Participants also chose from over 30 workshops for more detailed discussion. Among the workshop presenters was Lloyd Geering, author of Faith's New Age and Tomorrow's God. Geering presented his lecture Economics, Ecology, Ethics: Making the Connections Theologically. He, unlike Cupitt, does see a "Grand-Narrative" arising when "for the first time in the whole history of humankind all races and cultures are beginning to share one cosmology, that which is provided by science. It is in the cosmology that we see some of the first signs of a global culture."

Rabbi Dan Cohn-Sherbok, a native of Denver now living in Canterbury, led a discussion on "The Family in a Modern Jewish Perspective." Jude Bullock, a Roman Catholic priest and teacher, and David Hart, an Anglican priest, presented "Varieties of Sexual Experience" (Sorry, Professor James!), a crowded and animated discussion.
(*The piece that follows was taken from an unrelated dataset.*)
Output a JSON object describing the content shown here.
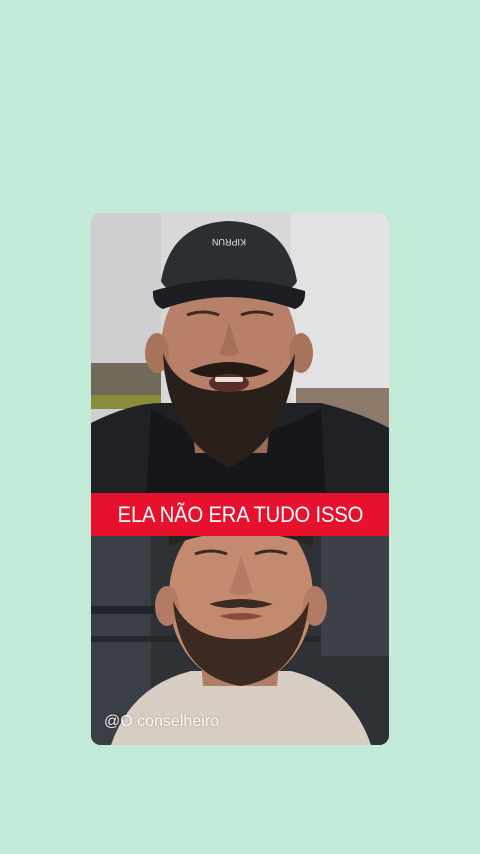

Philip Knight, who is completing his dissertation on the Sea of Faith, spoke on "John Dewey and the Reality of God.". Equally intriguing were Alison Webster's "Theological Non-Realism: Feminists' Dream or Nightmare?", Stephen Mitchell's "Bluffers' Guide to Non-Realism, the Self and the World." and Patti Whaley's "Moral Foundations of Human Rights."

"Alternative Worth-Ship Sessions" were held on both mornings. For the first time in several years "a Eucharist for All" was led by Jude Bullock. The Conference Book read "Wherever you are on the Anti-Realist - Realist spectrum this celebration is designed to wake you up!" "A Musical Meditation," "celebrating the value of music in human lives" was conducted in the University's botanical gardens. Lest you think all SoFers are early risers, I can assure you the bar was crowded for the "Fringe," a time when members and friends may present personal interests and causes.

The concluding event of Conference was a "brains trust." where five panellists spoke on questions such as "How can we be out and out non-realists and still say that things are right or wrong?", "As members of the Sea of Faith can we take on board more of Don Cupitt's optimism and less middle-age pessimism?", and "What place or value (if any) does mysticism have in Sea of Faith?" The conference closed with a celebration of music and poetry, leaving the tired but happy participants to make their way home full of new ideas, laden down with new books, and already looking forward to next year's conference.